Weeks later, Johnson received 12 samples of her creation.
She gave six of the samples to friends and six to other mums she didn't know for a trial period.
"I then had three evenings where I got a total of 120 mums and dads together to show them the product and asked them to critique it," she explained.
"It was a unanimous agreement that it was a great product, but they gave me some invaluable feedback, which allowed us to modify the product to make it the best it could be.
"To this day, apart from those things, the product has not changed because it was designed by parents, for parents."
But it wasn't all smooth sailing for Johnson.
"In the early stages, getting someone to take me seriously in the manufacturing industry in this country was like trying to push water uphill," Johnson admitted.
"It was only when a grandma at my local toddler group saw the FunPod that it got off the ground – her husband worked at a factory in Chesterfield that produced children’s furniture."
Johnson initially intended to only sell the FunPod on a website so she could work from home and be around her daughter.
But after taking the product to a consumer show in Birmingham, the high interest meant selling it through retail seemed like the best option.
The soft launch of the FunPod was in May 2006 and it was officially launched to trade in November 2006 - with Kiddicare being the first retailer to stock it.
Johnson said creating the FunPod was one of the "best decisions" she has ever made.
"I have never worked so hard as I do now," she said. "There is no such thing as switching off for me or my husband Sean.
"But we have achieved our main objective for setting it up which was being in charge of our own destiny.
"We wanted to make sure that one of us took Aimee to school and were there at the school gates at the end of the day, and with our own business we can do that."
But best of all the FunPod meant Aimee could stand by Johnson's side in the kitchen to help her cook, bake and prepare lunches.
Ten years on from launch, Johnson and her husband have expanded their range under the Little Helper brand name.

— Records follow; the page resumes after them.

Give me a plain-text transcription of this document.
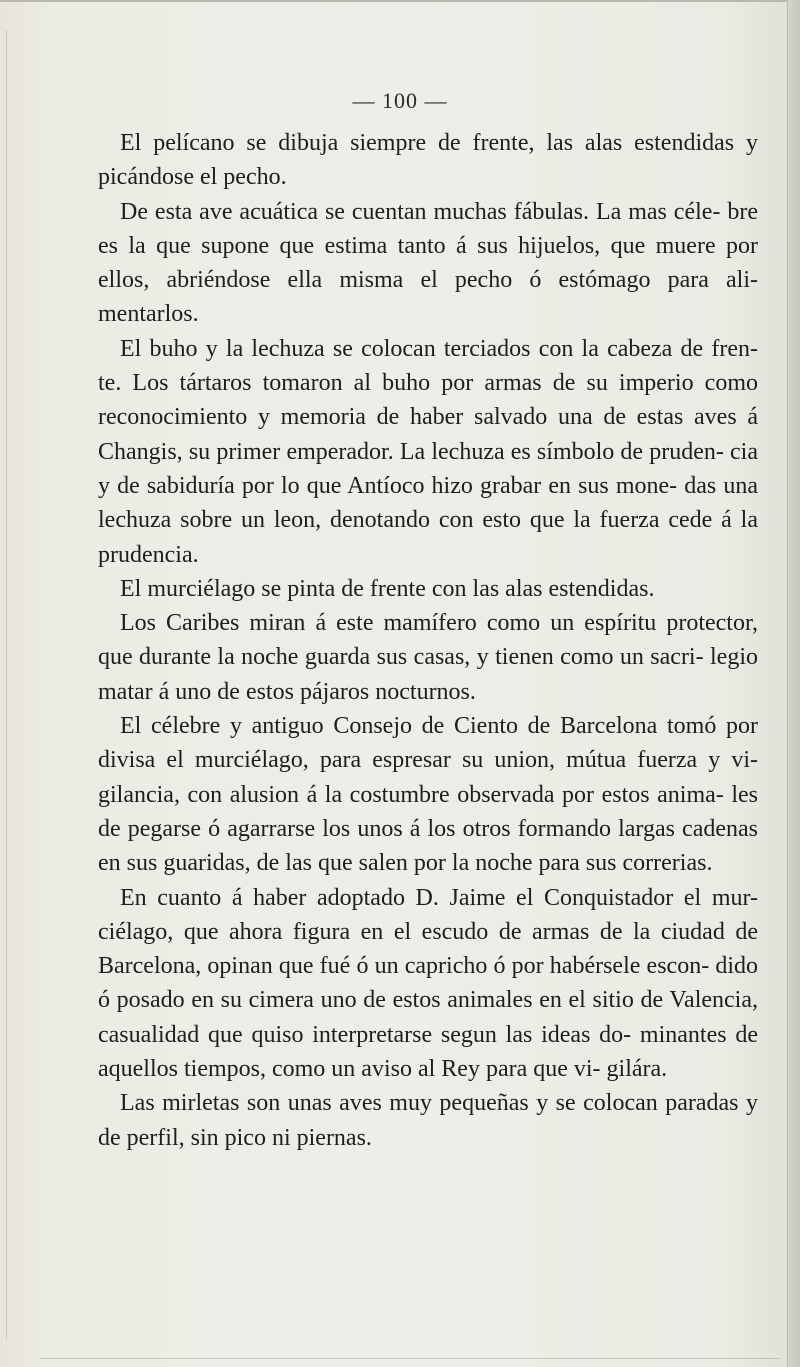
— 100 —

El pelícano se dibuja siempre de frente, las alas estendidas y picándose el pecho.

De esta ave acuática se cuentan muchas fábulas. La mas céle- bre es la que supone que estima tanto á sus hijuelos, que muere por ellos, abriéndose ella misma el pecho ó estómago para ali- mentarlos.

El buho y la lechuza se colocan terciados con la cabeza de fren- te. Los tártaros tomaron al buho por armas de su imperio como reconocimiento y memoria de haber salvado una de estas aves á Changis, su primer emperador. La lechuza es símbolo de pruden- cia y de sabiduría por lo que Antíoco hizo grabar en sus mone- das una lechuza sobre un leon, denotando con esto que la fuerza cede á la prudencia.

El murciélago se pinta de frente con las alas estendidas.

Los Caribes miran á este mamífero como un espíritu protector, que durante la noche guarda sus casas, y tienen como un sacri- legio matar á uno de estos pájaros nocturnos.

El célebre y antiguo Consejo de Ciento de Barcelona tomó por divisa el murciélago, para espresar su union, mútua fuerza y vi- gilancia, con alusion á la costumbre observada por estos anima- les de pegarse ó agarrarse los unos á los otros formando largas cadenas en sus guaridas, de las que salen por la noche para sus correrias.

En cuanto á haber adoptado D. Jaime el Conquistador el mur- ciélago, que ahora figura en el escudo de armas de la ciudad de Barcelona, opinan que fué ó un capricho ó por habérsele escon- dido ó posado en su cimera uno de estos animales en el sitio de Valencia, casualidad que quiso interpretarse segun las ideas do- minantes de aquellos tiempos, como un aviso al Rey para que vi- gilára.

Las mirletas son unas aves muy pequeñas y se colocan paradas y de perfil, sin pico ni piernas.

"Committed to developing young minds and to creating something that we knew would last for a while, we developed a range of furniture for children like our four-in-one art station or three-in-one sand and art pit," she explained.
"The company has changed beyond all recognition in some 10 years."
Aimee, now 12, also helps out in the holidays, working on new designs with her mum.
Johnson says she regularly gets messages from parents grateful to have something to assist their kids in the kitchen.
"We bought this for my daughter who has developmental disabilities and is unable to stand unassisted," a mother named Stacy said about the FunPod.
"This is a great way to involve her in the kitchen and not worry about her losing her balance.
"I can see how it would be helpful for any small child as they often tend to fidget and move around while standing on chairs, and this just takes away the chance of any accidents in the kitchen."
Another mother said she bought the FunPod for her son when he was 18 months old and still uses it now he is three.
"He loves to be involved in cooking and baking, and to help us make dinner, but he was getting far too heavy to hold and scratching at our legs to get up," she explained.
"He stashes his soft toys in it while he's helping us out at the counter. He also loves it for water play at the kitchen sink.
"It makes him feel involved and empowered and has helped him develop a huge love of baking and cooking - he's always asking to get up in it to get involved in what we are doing he loves to make things and likes to smell and feel food."
Johnson said she loves hearing the positive reviews from families.
"It's a very nice feeling knowing that we have a product that helps makes lives easier and more enjoyable," she said.